Malek Looney’s knees shook as he stood in line with other “American Idol” hopefuls on a brisk Sunday morning in downtown Kansas City.

“I’m just shaking, not because I’m nervous to sing, but more because it’s like that feeling you get when you’re so close to something that you wanted for so long,” said the 19-year-old Kansas City, North, resident.

”You’re like anxious about it, but you’re also thinking like, ‘Calm down. Don’t mess it up. You got it. Just do this.’”

Looney was among several hundred in their teens and 20s who flocked to Barney Allis Plaza Sunday to show judges they had the talent to compete on the next season of “American Idol.”

Hopefuls started gathering as early as 5 a.m. to be among the first in line for the auditions that began at 9 a.m. At one point, the line of singers stretched from 12th and Wyandotte streets all the way to the parking entrance on Central Street.

The show, which first aired in 2002, is scheduled to begin its next season on ABC later this year with celebrity judges Luke Bryan, Katy Perry and Lionel Richie, according to the network. Ryan Seacrest will return as host.

Temperatures in the low 50s had singers huddled up in blankets or bundled up in jackets. Some singers clutched their own guitars.

“My nerves are like antsy,” Looney said. “But I’m also very content … knowing that I finally have the courage to do something like this.”

While waiting in line, Looney soon found himself playing with a group of other musicians, including 21-year-old twins Dustin and Casey Aschinger from St. Louis.

“We love singing,” said Dustin Aschinger.

Which immediately drew a response from his brother.

“Oh, come on, you sound so boring,” Casey said. “We’re going to rock this joint out.”

Waiting in line to perform can make you a bit nervous, but you get more energized as more people join, Dustin said.

“Once you start singing with everyone, it’s like you really don’t care anymore about the competition,” Casey said.

The twins tried out last year, but learned American Idol doesn’t allow duets. They are trying out separately this year.

“We will see how that works out,” Dustin said.

This wasn’t the first time that Jay Sol, 27, of Kansas City, auditioned for American Idol either. Her first audition was in 2008.

“I always took their notes and came back the next year harder and harder,” she said. “It does take quite a while to come into your own.”

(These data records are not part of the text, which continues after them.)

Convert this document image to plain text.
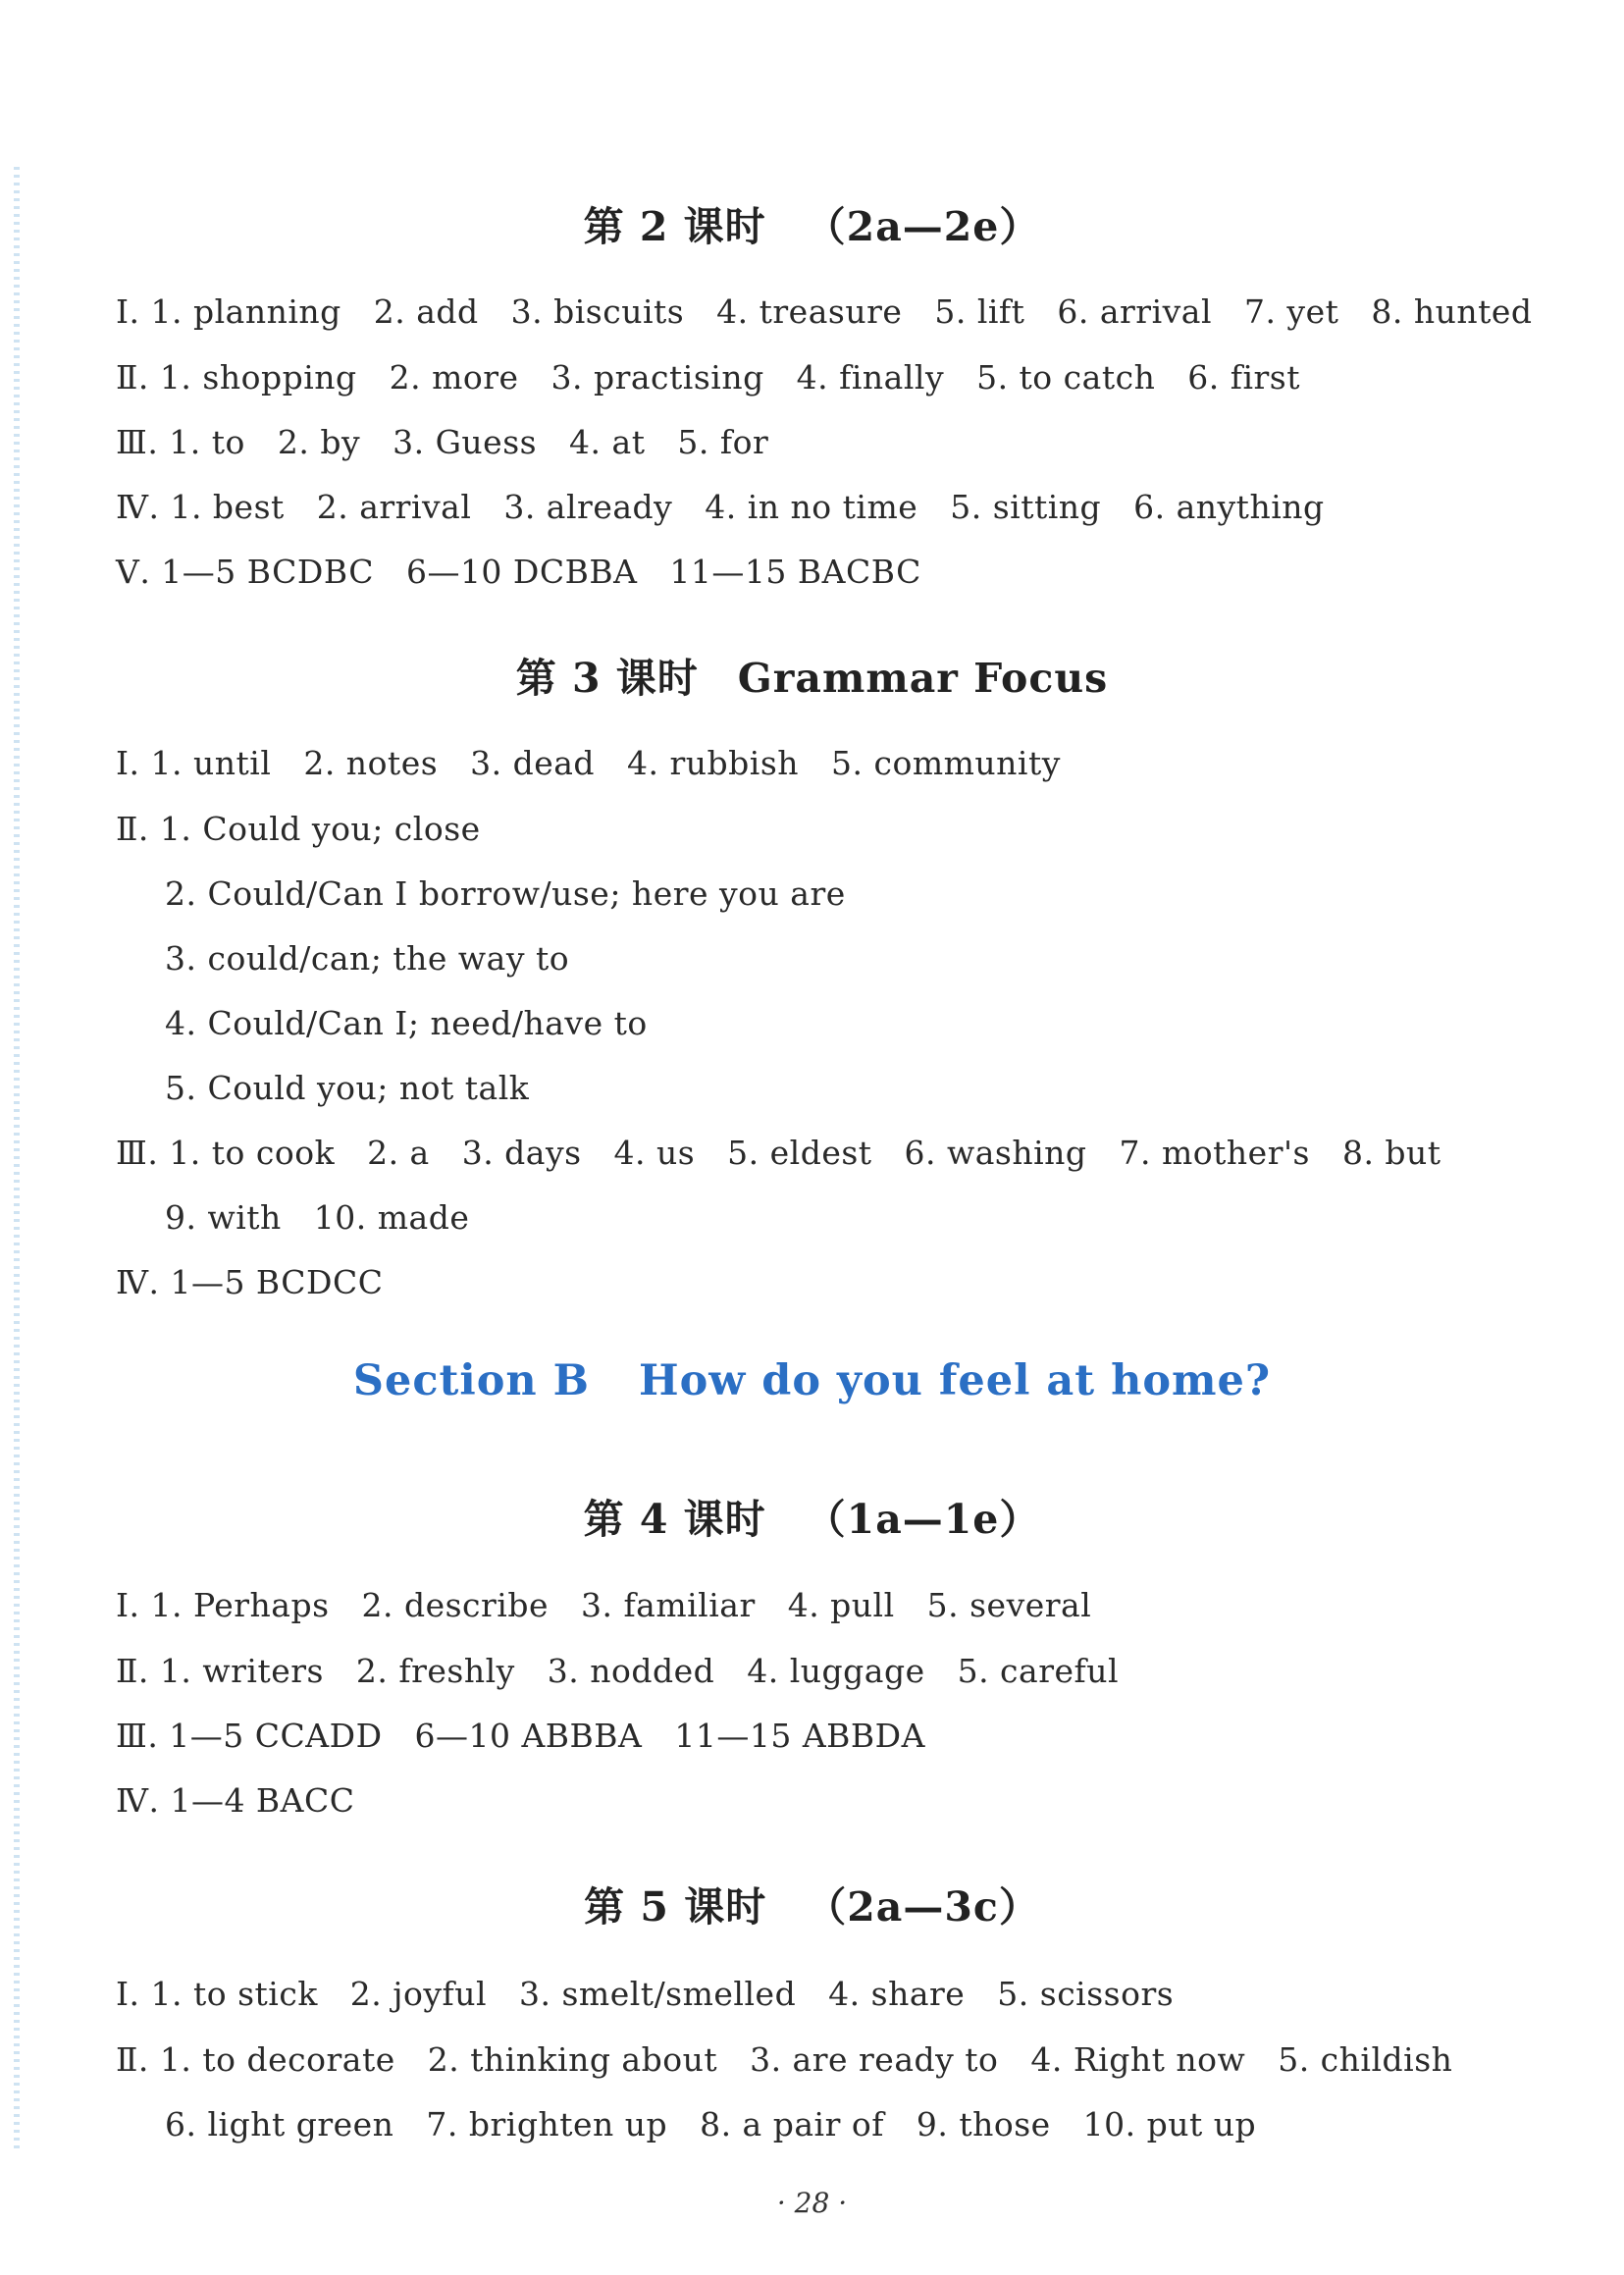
第 2 课时 （2a—2e）
Ⅰ. 1. planning   2. add   3. biscuits   4. treasure   5. lift   6. arrival   7. yet   8. hunted
Ⅱ. 1. shopping   2. more   3. practising   4. finally   5. to catch   6. first
Ⅲ. 1. to   2. by   3. Guess   4. at   5. for
Ⅳ. 1. best   2. arrival   3. already   4. in no time   5. sitting   6. anything
Ⅴ. 1—5 BCDBC   6—10 DCBBA   11—15 BACBC
第 3 课时 Grammar Focus
Ⅰ. 1. until   2. notes   3. dead   4. rubbish   5. community
Ⅱ. 1. Could you; close
2. Could/Can I borrow/use; here you are
3. could/can; the way to
4. Could/Can I; need/have to
5. Could you; not talk
Ⅲ. 1. to cook   2. a   3. days   4. us   5. eldest   6. washing   7. mother's   8. but
9. with   10. made
Ⅳ. 1—5 BCDCC
Section B How do you feel at home?
第 4 课时 （1a—1e）
Ⅰ. 1. Perhaps   2. describe   3. familiar   4. pull   5. several
Ⅱ. 1. writers   2. freshly   3. nodded   4. luggage   5. careful
Ⅲ. 1—5 CCADD   6—10 ABBBA   11—15 ABBDA
Ⅳ. 1—4 BACC
第 5 课时 （2a—3c）
Ⅰ. 1. to stick   2. joyful   3. smelt/smelled   4. share   5. scissors
Ⅱ. 1. to decorate   2. thinking about   3. are ready to   4. Right now   5. childish
6. light green   7. brighten up   8. a pair of   9. those   10. put up
· 28 ·
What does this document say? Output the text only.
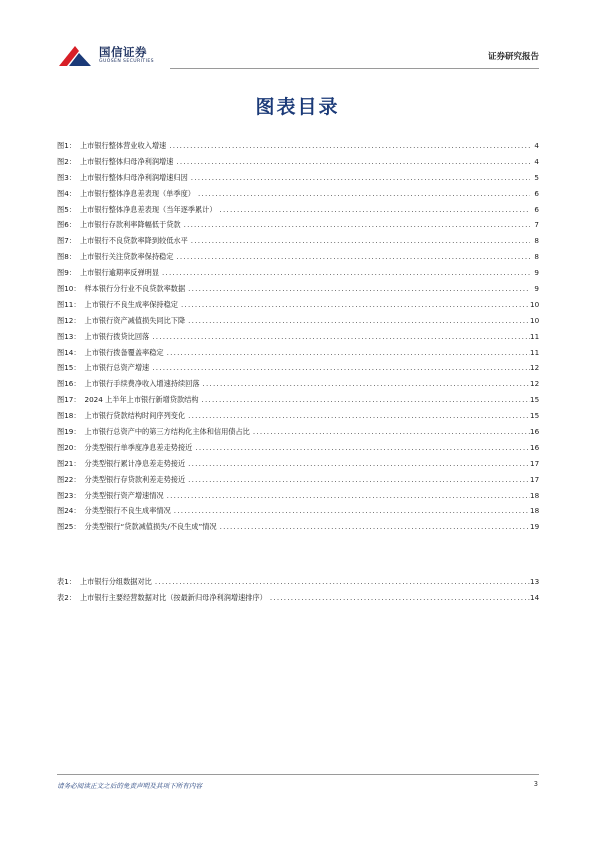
国信证券
GUOSEN SECURITIES	证券研究报告
图表目录
图1： 上市银行整体营业收入增速 .....	4
图2： 上市银行整体归母净利润增速 .....	4
图3： 上市银行整体归母净利润增速归因 .....	5
图4： 上市银行整体净息差表现（单季度） .....	6
图5： 上市银行整体净息差表现（当年逐季累计） .....	6
图6： 上市银行存款利率降幅低于贷款 .....	7
图7： 上市银行不良贷款率降到较低水平 .....	8
图8： 上市银行关注贷款率保持稳定 .....	8
图9： 上市银行逾期率反弹明显 .....	9
图10： 样本银行分行业不良贷款率数据 .....	9
图11： 上市银行不良生成率保持稳定 .....	10
图12： 上市银行资产减值损失同比下降 .....	10
图13： 上市银行拨贷比回落 .....	11
图14： 上市银行拨备覆盖率稳定 .....	11
图15： 上市银行总资产增速 .....	12
图16： 上市银行手续费净收入增速持续回落 .....	12
图17： 2024 上半年上市银行新增贷款结构 .....	15
图18： 上市银行贷款结构时间序列变化 .....	15
图19： 上市银行总资产中的第三方结构化主体和信用债占比 .....	16
图20： 分类型银行单季度净息差走势接近 .....	16
图21： 分类型银行累计净息差走势接近 .....	17
图22： 分类型银行存贷款利差走势接近 .....	17
图23： 分类型银行资产增速情况 .....	18
图24： 分类型银行不良生成率情况 .....	18
图25： 分类型银行“贷款减值损失/不良生成”情况 .....	19
表1： 上市银行分组数据对比 .....	13
表2： 上市银行主要经营数据对比（按最新归母净利润增速排序） .....	14
请务必阅读正文之后的免责声明及其项下所有内容	3
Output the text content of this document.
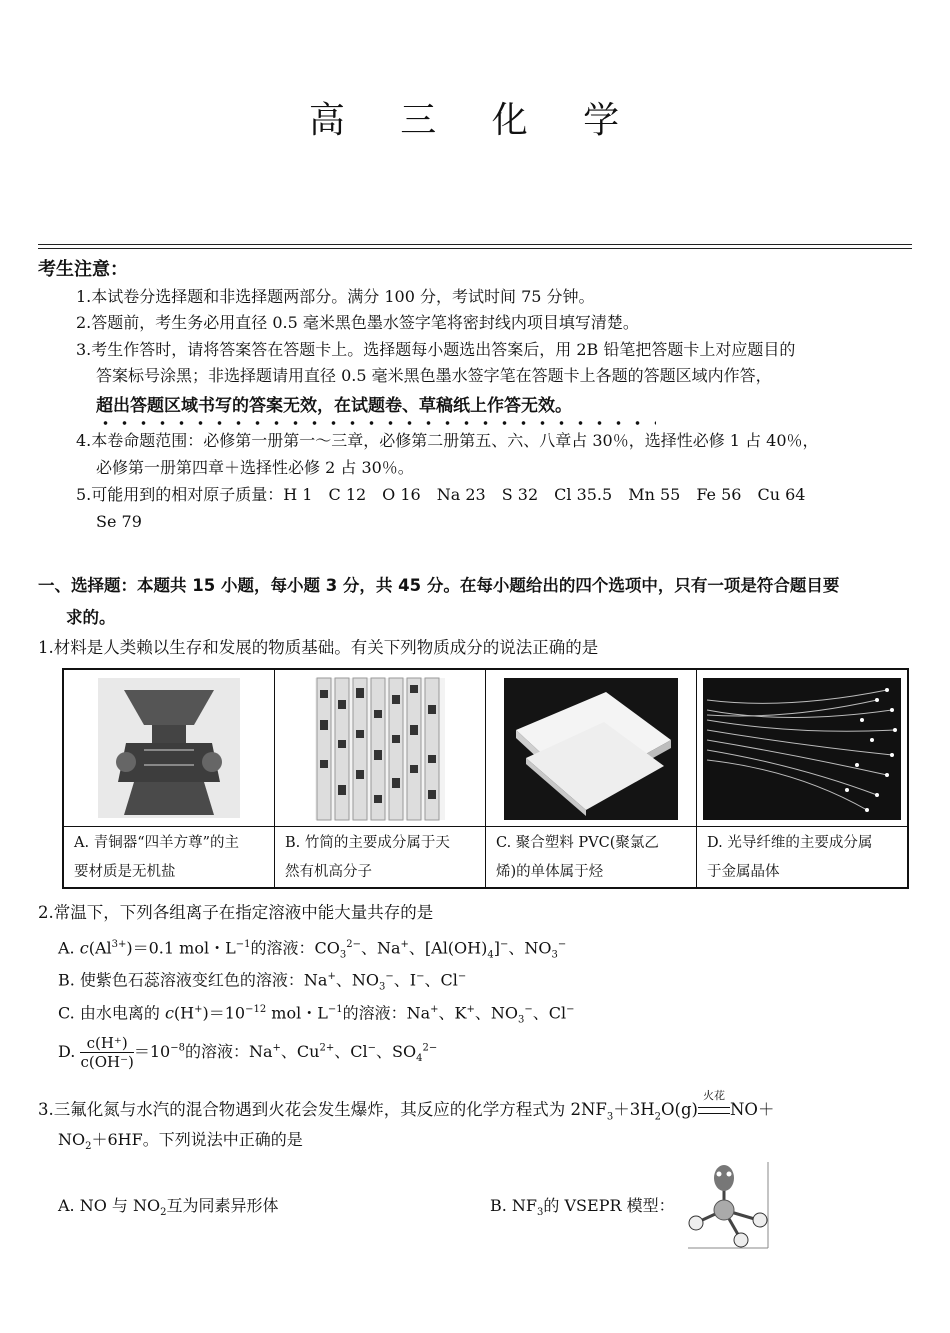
高 三 化 学
考生注意：
1.本试卷分选择题和非选择题两部分。满分 100 分，考试时间 75 分钟。
2.答题前，考生务必用直径 0.5 毫米黑色墨水签字笔将密封线内项目填写清楚。
3.考生作答时，请将答案答在答题卡上。选择题每小题选出答案后，用 2B 铅笔把答题卡上对应题目的
答案标号涂黑；非选择题请用直径 0.5 毫米黑色墨水签字笔在答题卡上各题的答题区域内作答，
超出答题区域书写的答案无效，在试题卷、草稿纸上作答无效。
4.本卷命题范围：必修第一册第一～三章，必修第二册第五、六、八章占 30％，选择性必修 1 占 40％，
必修第一册第四章＋选择性必修 2 占 30％。
5.可能用到的相对原子质量：H 1　C 12　O 16　Na 23　S 32　Cl 35.5　Mn 55　Fe 56　Cu 64
Se 79
一、选择题：本题共 15 小题，每小题 3 分，共 45 分。在每小题给出的四个选项中，只有一项是符合题目要
求的。
1.材料是人类赖以生存和发展的物质基础。有关下列物质成分的说法正确的是
A. 青铜器“四羊方尊”的主
要材质是无机盐

B. 竹简的主要成分属于天
然有机高分子

C. 聚合塑料 PVC(聚氯乙
烯)的单体属于烃

D. 光导纤维的主要成分属
于金属晶体
2.常温下，下列各组离子在指定溶液中能大量共存的是
A. $c(Al^{3+})=0.1$ mol・$L^{-1}$的溶液：$CO_3^{2-}$、Na+、$[Al(OH)_4]^-$、$NO_3^-$
B. 使紫色石蕊溶液变红色的溶液：Na+、$NO_3^-$、I−、Cl−
C. 由水电离的 $c(H^+)=10^{-12}$ mol・$L^{-1}$的溶液：Na+、K+、$NO_3^-$、Cl−
D. $\frac{c(H^+)}{c(OH^-)} =10^{-8}$的溶液：Na+、$Cu^{2+}$、Cl−、$SO_4^{2-}$
3.三氟化氮与水汽的混合物遇到火花会发生爆炸，其反应的化学方程式为 $2NF_3+3H_2O(g)$
火花
NO＋
$NO_2+6HF$。下列说法中正确的是
A. NO 与 $NO_2$互为同素异形体	B. $NF_3$的 VSEPR 模型：
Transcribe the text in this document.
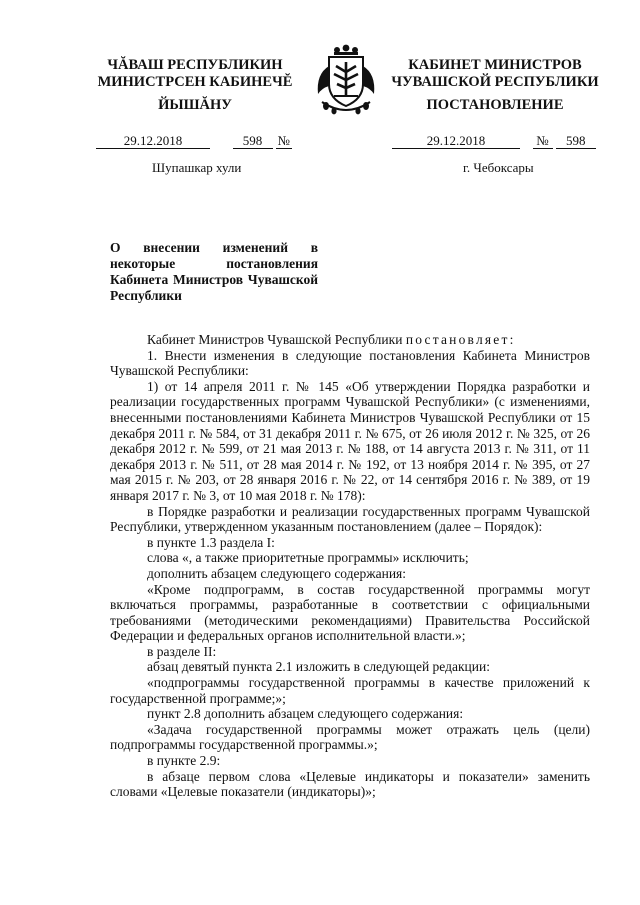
ЧĂВАШ РЕСПУБЛИКИН
МИНИСТРСЕН КАБИНЕЧĔ
ЙЫШĂНУ
КАБИНЕТ МИНИСТРОВ
ЧУВАШСКОЙ РЕСПУБЛИКИ
ПОСТАНОВЛЕНИЕ
29.12.2018	598 №	29.12.2018	№ 598
Шупашкар хули	г. Чебоксары
О внесении изменений в некоторые постановления Кабинета Министров Чувашской Республики

Кабинет Министров Чувашской Республики постановляет:

1. Внести изменения в следующие постановления Кабинета Министров Чувашской Республики:

1) от 14 апреля 2011 г. № 145 «Об утверждении Порядка разработки и реализации государственных программ Чувашской Республики» (с изменениями, внесенными постановлениями Кабинета Министров Чувашской Республики от 15 декабря 2011 г. № 584, от 31 декабря 2011 г. № 675, от 26 июля 2012 г. № 325, от 26 декабря 2012 г. № 599, от 21 мая 2013 г. № 188, от 14 августа 2013 г. № 311, от 11 декабря 2013 г. № 511, от 28 мая 2014 г. № 192, от 13 ноября 2014 г. № 395, от 27 мая 2015 г. № 203, от 28 января 2016 г. № 22, от 14 сентября 2016 г. № 389, от 19 января 2017 г. № 3, от 10 мая 2018 г. № 178):

в Порядке разработки и реализации государственных программ Чувашской Республики, утвержденном указанным постановлением (далее – Порядок):

в пункте 1.3 раздела I:

слова «, а также приоритетные программы» исключить;

дополнить абзацем следующего содержания:

«Кроме подпрограмм, в состав государственной программы могут включаться программы, разработанные в соответствии с официальными требованиями (методическими рекомендациями) Правительства Российской Федерации и федеральных органов исполнительной власти.»;

в разделе II:

абзац девятый пункта 2.1 изложить в следующей редакции:

«подпрограммы государственной программы в качестве приложений к государственной программе;»;

пункт 2.8 дополнить абзацем следующего содержания:

«Задача государственной программы может отражать цель (цели) подпрограммы государственной программы.»;

в пункте 2.9:

в абзаце первом слова «Целевые индикаторы и показатели» заменить словами «Целевые показатели (индикаторы)»;
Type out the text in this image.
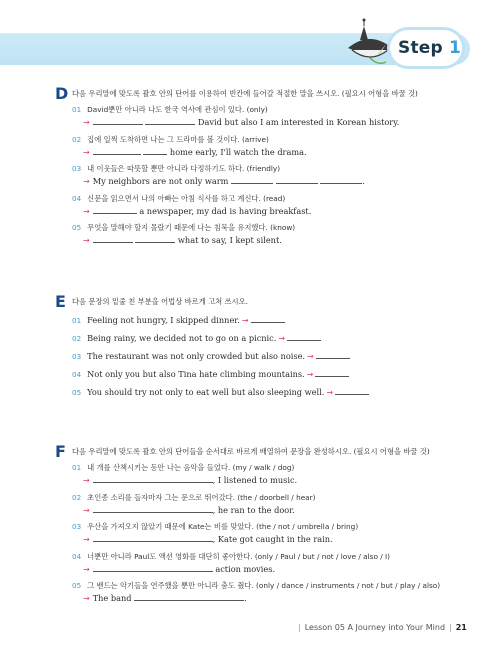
Step 1
D 다음 우리말에 맞도록 괄호 안의 단어를 이용하여 빈칸에 들어갈 적절한 말을 쓰시오. (필요시 어형을 바꿀 것)
01 David뿐만 아니라 나도 한국 역사에 관심이 있다. (only)
→	David but also I am interested in Korean history.
02 집에 일찍 도착하면 나는 그 드라마를 볼 것이다. (arrive)
→	home early, I'll watch the drama.
03 내 이웃들은 따뜻할 뿐만 아니라 다정하기도 하다. (friendly)
→ My neighbors are not only warm	.
04 신문을 읽으면서 나의 아빠는 아침 식사를 하고 계신다. (read)
→	a newspaper, my dad is having breakfast.
05 무엇을 말해야 할지 몰랐기 때문에 나는 침묵을 유지했다. (know)
→	what to say, I kept silent.
E 다음 문장의 밑줄 친 부분을 어법상 바르게 고쳐 쓰시오.
01 Feeling not hungry, I skipped dinner. →
02 Being rainy, we decided not to go on a picnic. →
03 The restaurant was not only crowded but also noise. →
04 Not only you but also Tina hate climbing mountains. →
05 You should try not only to eat well but also sleeping well. →
F 다음 우리말에 맞도록 괄호 안의 단어들을 순서대로 바르게 배열하여 문장을 완성하시오. (필요시 어형을 바꿀 것)
01 내 개를 산책시키는 동안 나는 음악을 들었다. (my / walk / dog)
→	, I listened to music.
02 초인종 소리를 들자마자 그는 문으로 뛰어갔다. (the / doorbell / hear)
→	, he ran to the door.
03 우산을 가져오지 않았기 때문에 Kate는 비를 맞았다. (the / not / umbrella / bring)
→	, Kate got caught in the rain.
04 너뿐만 아니라 Paul도 액션 영화를 대단히 좋아한다. (only / Paul / but / not / love / also / I)
→	action movies.
05 그 밴드는 악기들을 연주했을 뿐만 아니라 춤도 췄다. (only / dance / instruments / not / but / play / also)
→ The band	.
| Lesson 05 A Journey into Your Mind | 21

Sarah-Rae Austin, 27, of Kansas City, and Joylynn Smith, 17, of Preston, Mo, were among the first in line, arriving about 5 a.m. The two strangers bonded as they waited in line for their audition.

“We’ve just been talking about how to calm our nerves and get past the anxiety,” Austin said. “We’ve been practicing breathing techniques to calm the nerves and relax the minds.”

“It’s helping,” said Smith.

Unfortunately for the two newfound friends, their auditions didn’t go as well as they had hoped.

“We didn’t get the call back,” Austin said.

They didn’t have enough stage presence, they were told.

“I feel really good about it,” Austin said. “I’m glad I came out here. This was my last chance to do it and I’ve been hearing my whole life you need to audition for American Idol. I can say I finally did it.”